Industry seems to be embracing the idea. “Increasing the digital skills of current employees is a critical component of many companies’ digital strategies, and mini-credentials are integral to that strategy,” said Brian Fitzgerald, chief executive of the Business-Higher Education Forum in Washington.
One school well known for its success in helping students compile a string of credits, particularly those from low-income communities, is Pasadena City College in California, through its acclaimed PCC Pathways, which Horri said “has been very successful with closing achievement gaps for students of color and speeding up time to graduate.”
The Pathways program helps students transition from high school to college, and with a number of “articulation” agreements in place with local four-year schools that recognize P.C.C. Credits, the two-year college helps make transferring to the next rung on the academic ladder a smoother process.
That is how one former P.C.C. Student, Anthony Lopez, began stacking the building blocks of his career.
Lopez and his younger brother were raised by a single mother in a tough neighborhood in Huntington Park, a city in southeastern Los Angeles County. He decided to attend P.C.C. After being rejected by eight schools. “It turned out to be one of the best decisions I ever made,” he said.

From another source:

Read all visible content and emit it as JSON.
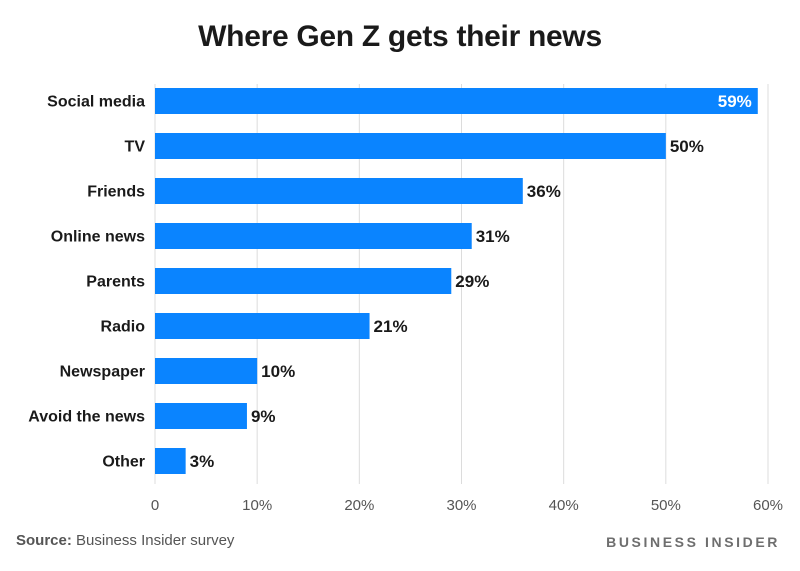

Originally interested in accounting, he took a class in the college’s Design Technology Pathway — a concentration that typically leads to an engineering degree. Lopez, now 21, found both the professor and the subject so inspiring that he switched his major. He earned a certificate in computer aided-design software and went on to earn two associate degrees from the college — in engineering and natural science.
Lopez is now a junior at California State Polytechnic University, Pomona, where he hopes to earn his bachelor of science in mechanical engineering next year. After that, he said, “I plan on going to grad school for my master’s or Ph.D.”
There will also, no doubt, be additional certifications he might need. But, like Retas, he said he doesn’t have a grand strategy. “I’ve never looked at it as stacking my credentials,” Lopez said. “I’m looking at it as trying to get my family out of Huntington Park and into a better life.”